Unilever Nigeria Plc consolidated its recovery efforts as evidenced in its Q4 2020 financial statements. Revenue grew 2% YoY from N60.49bn in FY 2019 to N61.96bn in FY 2020. Gross profit rose 169% YoY to N12.80bn in FY 2020 from N4.75bn in FY 2019, owing to a significantly lower cost margin in FY 2020.
Operating loss improved by 48% YoY from N11.76bn in FY 2019 to N6.07bn in FY 2020. A decline in operating expense by 8% YoY from N16.40bn in FY 2019 to N15.16bn in FY 2020 supported the reduction in the operating loss. However, an impairment loss on trade receivables which stood at N3.77bn in FY 2020 (FY 2019: N200mn) partially offset the cost savings recorded.
Loss before tax improved 53% YoY from N9.75bn in FY 2019 to N4.59bn in FY 2020 while loss after tax improved 47% to N3.97bn in FY 2020 from N7.42bn in FY 2019.
Pandemic-Driven Opportunities Boost Sales
The revenue breakdown of operating segments revealed that the Food products segment improved by 7% from N31.78bn in FY 2019 to N34.11bn in FY 2020 while the Household and Personal Care (HPC) Products segment declined by 3% from N28.71bn in FY 2019 to N27.85bn in FY 2020.

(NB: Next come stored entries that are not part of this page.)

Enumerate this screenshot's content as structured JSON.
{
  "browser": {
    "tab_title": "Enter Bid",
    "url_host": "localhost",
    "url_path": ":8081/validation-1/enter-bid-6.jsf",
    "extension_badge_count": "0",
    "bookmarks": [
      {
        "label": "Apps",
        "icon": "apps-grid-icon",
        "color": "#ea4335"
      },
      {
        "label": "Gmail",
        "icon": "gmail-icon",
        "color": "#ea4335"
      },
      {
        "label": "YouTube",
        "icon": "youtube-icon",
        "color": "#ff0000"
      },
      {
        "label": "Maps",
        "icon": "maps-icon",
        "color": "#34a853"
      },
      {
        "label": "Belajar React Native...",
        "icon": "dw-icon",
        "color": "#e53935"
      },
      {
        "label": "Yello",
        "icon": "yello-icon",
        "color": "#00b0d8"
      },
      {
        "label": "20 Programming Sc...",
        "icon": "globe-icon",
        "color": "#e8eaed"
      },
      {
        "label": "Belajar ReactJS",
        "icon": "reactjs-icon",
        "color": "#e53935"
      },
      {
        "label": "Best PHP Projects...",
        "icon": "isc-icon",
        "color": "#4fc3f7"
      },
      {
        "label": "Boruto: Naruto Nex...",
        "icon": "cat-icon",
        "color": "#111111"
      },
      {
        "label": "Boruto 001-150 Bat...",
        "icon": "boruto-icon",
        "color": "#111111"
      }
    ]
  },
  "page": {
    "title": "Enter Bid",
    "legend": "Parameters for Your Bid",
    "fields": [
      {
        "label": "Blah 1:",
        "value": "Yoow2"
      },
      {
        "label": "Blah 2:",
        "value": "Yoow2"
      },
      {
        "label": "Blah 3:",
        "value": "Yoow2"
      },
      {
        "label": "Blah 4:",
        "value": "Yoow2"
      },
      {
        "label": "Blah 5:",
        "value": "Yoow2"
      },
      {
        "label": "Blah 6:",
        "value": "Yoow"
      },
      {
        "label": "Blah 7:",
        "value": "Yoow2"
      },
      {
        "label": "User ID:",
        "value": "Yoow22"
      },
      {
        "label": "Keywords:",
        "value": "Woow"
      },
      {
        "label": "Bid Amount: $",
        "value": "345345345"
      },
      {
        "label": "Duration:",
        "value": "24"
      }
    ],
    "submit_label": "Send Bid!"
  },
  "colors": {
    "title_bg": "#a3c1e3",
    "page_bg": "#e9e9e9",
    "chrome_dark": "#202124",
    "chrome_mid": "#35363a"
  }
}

On the Food Products segment, we attribute the revenue growth to coronavirus-induced demand, as households made panic-buys to stock up ahead of the lockdown policies implemented by the national authorities. On the other hand, we believe that the decline in the HPC products segment was due to increased competition during the period.
Improved Bottom-line Amid Cost Optimization Efforts
Cost margin improved to 79% YoY in FY 2020 from 94% in FY 2019 on the back of a 12% decline in cost of sales to N49.16bn in FY 2020 (FY 2019: N55.73bn).
The major cost decline driver resulted from a 19% YoY decline in raw materials and other related costs from N46.25bn in FY 2019 to N37.35bn in FY 2020. As a result, gross profit grew by 169% YoY from N4.75bn in FY 2019 to N12.80bn in FY 2020. Operating expense declined by 8% YoY to N15.17bn in FY 2020. Specifically, selling and distribution expenses declined 11%, while marketing and administrative expenses declined 7% YoY.
However, impairment loss on trade and intercompany receivables weighed down the cost savings gains achieved. Impairment loss on trade and intercompany receivables surged 1785% YoY to N3.77bn in FY 2020 from N200mn in FY 2019.
During the period under review, the Group wrote off N396.31mn worth of bad debt and N2.69bn worth of intercompany receivables.
The Group incurred a N6.07bn operating loss in FY’2020, an improved level relative to an N11.76bn loss in FY 2019. Although gross profit significantly increased in FY 2020, it was still unable to cover operating expenses, despite the Group’s efforts to lower costs. In our view, we posit that the Group made efforts to protect margins by optimizing costs due to weak income generation, amid persistent macroeconomic challenges.
Loss before tax lowered by 53% YoY, while loss after tax lowered by 47% YoY from a N7.42bn loss in FY 2019 to a N3.97bn loss in FY 2020.
Outlook
We maintain a weak macroeconomic outlook for the Group in the near to medium term. Specifically, the combination of rising unemployment, low household income, and by extension – weak consumption, and eroding consumer purchasing power is expected to be the major factors limiting the revenue growth prospects for the Group.
The struggle among market players for a share of the consumers’ weakening wallet is also expected to result in competitive pressures for the Group.
We estimate a 5% YoY revenue growth to N65.35bn, and we expect the Group to rebound to profitability in FY 2021. We project a N383mn profit after tax in FY 2021, as we expect the Group to double down efforts to optimize costs.
Also, we project a N0.04 dividend for FY 2021, after two consecutive years of no dividend to shareholders.
We believe that the Group is in a sufficient liquid position, and we expect to see a stronger cash position in subsequent periods due to the Group’s renewed focus on cash-backed sales. Using a blend of Discounted Cash Flow, Discounted Dividend, Residual Income, and EV/EBITDA valuation methodologies, we arrived at a N9.48 fair value.
At the stock’s current market price of N13.30, the total return estimate stands at -28%. Hence, we believe that the stock is currently overvalued. Therefore, we recommend SELL.